A yellow-leafed type, possibly a new species, not a variety though I am not sure.


----------



## biker (Sep 6, 2004)

This is the newest varied species found in our market.
Of course the collection is not yet complete, there are at least two different coming from Japan which are not included in this page, but they are more similar to the original R.macrandra.


----------



## cS (Jan 27, 2004)

The 'yellow-leafed' type is, if I am not mistaken, Rotala macrandra 'Green' grown under high light. The yellow narrow leaf variant is cute!!! Can we name it Rotala macrandra 'Green Narrow Leaf' (Rotala magenta 'Green')? :mrgreen:

Of the various variants of Rotala macrandra, Rotala macrandra 'Narrow Leaf' (Rotala magenta) is my favorite. Albeit reported to be difficult, my experience has not been so. It is one of the most vigorous and tolerant plant in my tanks. Requiring only moderate to strong light and CO2, this plant exhibits the deepest red coloration than any other plant that I know of. It also branches VERY prolifically and takes to harsh prunnings quite well. I currently have a dense stand of it, and every two weeks, I hack it to within 1.5" of the substrate line. So far, it has managed to come back time and time again. The only other R. macrandra variant that responds as well is IME Rotala macrandra 'Green'.

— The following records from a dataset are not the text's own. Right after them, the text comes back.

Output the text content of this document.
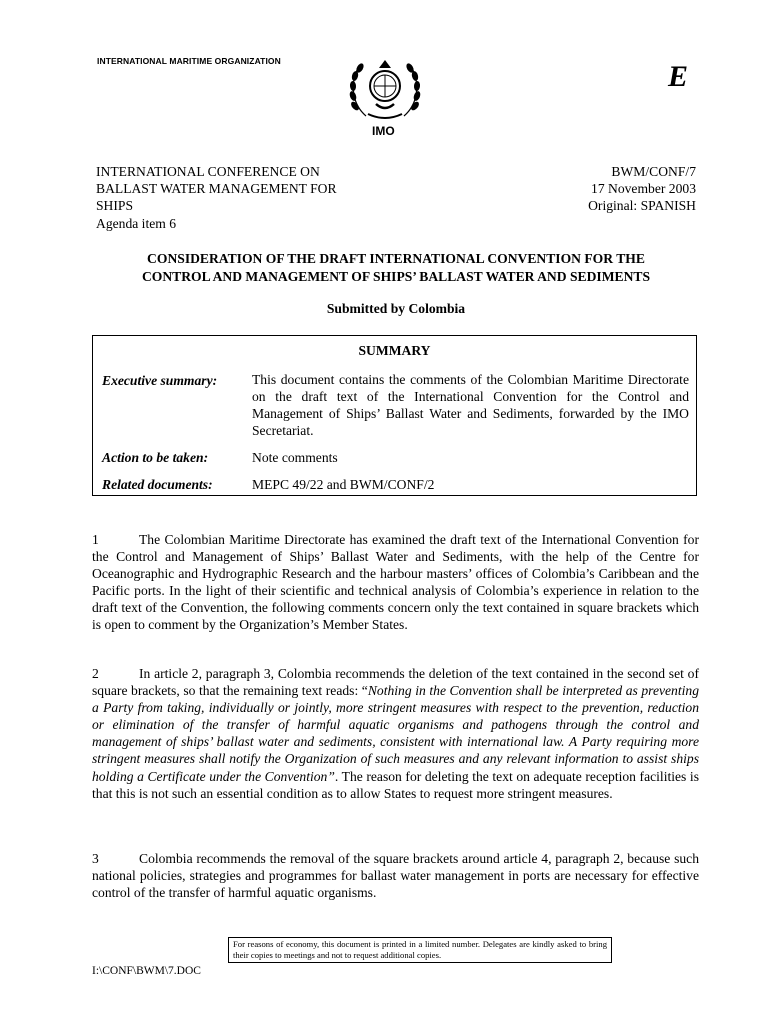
INTERNATIONAL MARITIME ORGANIZATION
IMO
E
INTERNATIONAL CONFERENCE ON
BALLAST WATER MANAGEMENT FOR
SHIPS
Agenda item 6
BWM/CONF/7
17 November 2003
Original: SPANISH
CONSIDERATION OF THE DRAFT INTERNATIONAL CONVENTION FOR THE
CONTROL AND MANAGEMENT OF SHIPS’ BALLAST WATER AND SEDIMENTS
Submitted by Colombia
SUMMARY
Executive summary:	This document contains the comments of the Colombian Maritime Directorate on the draft text of the International Convention for the Control and Management of Ships’ Ballast Water and Sediments, forwarded by the IMO Secretariat.
Action to be taken:	Note comments
Related documents:	MEPC 49/22 and BWM/CONF/2
1	The Colombian Maritime Directorate has examined the draft text of the International Convention for the Control and Management of Ships’ Ballast Water and Sediments, with the help of the Centre for Oceanographic and Hydrographic Research and the harbour masters’ offices of Colombia’s Caribbean and the Pacific ports. In the light of their scientific and technical analysis of Colombia’s experience in relation to the draft text of the Convention, the following comments concern only the text contained in square brackets which is open to comment by the Organization’s Member States.
2	In article 2, paragraph 3, Colombia recommends the deletion of the text contained in the second set of square brackets, so that the remaining text reads: “Nothing in the Convention shall be interpreted as preventing a Party from taking, individually or jointly, more stringent measures with respect to the prevention, reduction or elimination of the transfer of harmful aquatic organisms and pathogens through the control and management of ships’ ballast water and sediments, consistent with international law. A Party requiring more stringent measures shall notify the Organization of such measures and any relevant information to assist ships holding a Certificate under the Convention”. The reason for deleting the text on adequate reception facilities is that this is not such an essential condition as to allow States to request more stringent measures.
3	Colombia recommends the removal of the square brackets around article 4, paragraph 2, because such national policies, strategies and programmes for ballast water management in ports are necessary for effective control of the transfer of harmful aquatic organisms.
For reasons of economy, this document is printed in a limited number. Delegates are kindly asked to bring their copies to meetings and not to request additional copies.
I:\CONF\BWM\7.DOC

An interesting observation: for the past several months, my stand of Rotala macrandra 'Narrow Leaf' periodically puts out stems that sprout egg-shaped leaves that are about 1/3 the size of regular Rotala macrandra -- quite big and different from the more generic slender leaves shown in biker's photo above. I wonder what could trigger such a transformation? :?


----------



## biker (Sep 6, 2004)

I believe the combination of containings of the ferterlizer and the parameters of the water could be the most influencial factor for it to grow like what you said.


----------



## cS (Jan 27, 2004)

Below is a photo of my _Rotala macrandra_ 'Green' (which I believe is the same as your "yellow-leafed type") grown under high light. Under less light, the leaves become more ovate and the reddish highlight is absent except in the youngest leaves. Nutrient levels play a lesser role at controlling color with this species IME than in other plants.


----------



## Edward (May 25, 2004)

Trace Elements deficient Rotala macrandra, 100 uS TDS, 6.0 pH, 10 NO3, 0.1 PO4, 2.0 GH, 0.75 KH, 10 Ca, 3 Mg, 23 CO2, 4 Wpg NO, 130 gall, inert substrate. The pearling was not induced by water change.









Trace Elements deficient Rotala macrandra - edited. Easier then proper dosing


----------